Time Warner, which is in the process of being bought by AT&T, reported quarterly earnings and revenue that beat Wall Street's expectations, helped by the success of blockbusters like the "Harry Potter" spinoff "Fantastic Beasts and Where To Find Them."
Shares of Time Warner were little changed in premarket trading Wednesday following the news.
The company posted fourth-quarter adjusted earnings of $1.25 per share on revenue of $7.89 billion.
Analysts expected Time Warner to report earnings excluding items of $1.19 per share on revenue of $7.72 billion, according to a consensus estimate from Thomson Reuters. In the previous year, Time Warner earned 98 cents a share on revenue of $7.53 billion.
"All our operating divisions increased revenue and profits while also making investments to capitalize on the growing demand for the very best video content and new ways to deliver it to audiences around the world," Chairman and CEO Jeff Bewkes said in a statement.
The company's robust results come amid a pending $85.4 billion deal with AT&T.
On Wednesday, Bewkes said the deal to be acquired by AT&T "will accelerate our efforts to spur innovation in the media industry and further strengthen our businesses." He said the company remains on track to close the transaction lthis year.
AT&T said last month it was confident the deal would be approved.

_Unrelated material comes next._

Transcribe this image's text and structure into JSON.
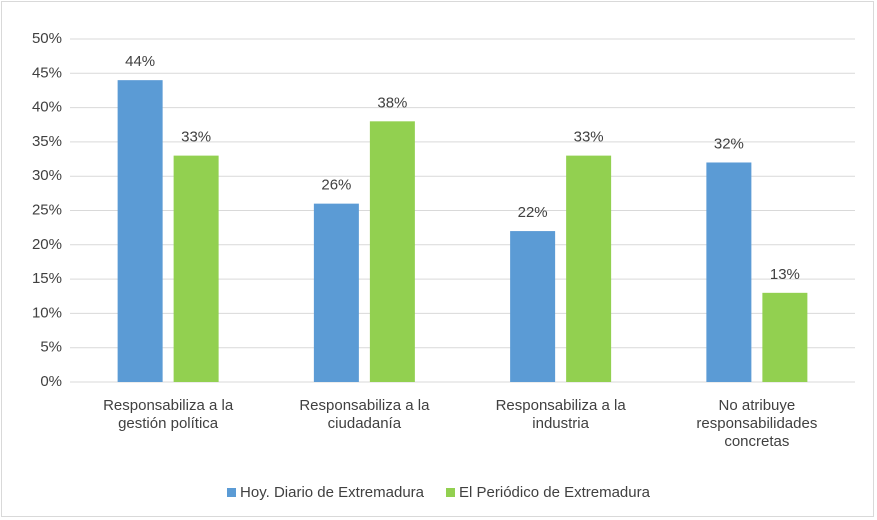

During his campaign, President Donald Trump said he opposed the merger. Earlier this month, a transition official told Reuters that Trump still was against the deal.
Time Warner said Wednesday it had its best second-best year ever at the global box office with blockbusters such as "Batman v. Superman: Dawn of Justice", "Suicide Squad" and "Fantastic Beasts and Where to Find Them."
For the full year, Time Warner reported that revenues increased 7 percent to $11.4 billion in the Turner segment, helped by an increase in subscription revenues. "The increase in Subscription revenues was due to higher domestic rates and growth at Turner's international networks," the company said.
Free cash flow grew 22 percent to $4.4 billion, and cash provided from continuing operations grew 22 percent to $4.7 billion. EPS grew 23 percent to $5.86, versus $4.75 in 2015.
—Reuters contributed to this report.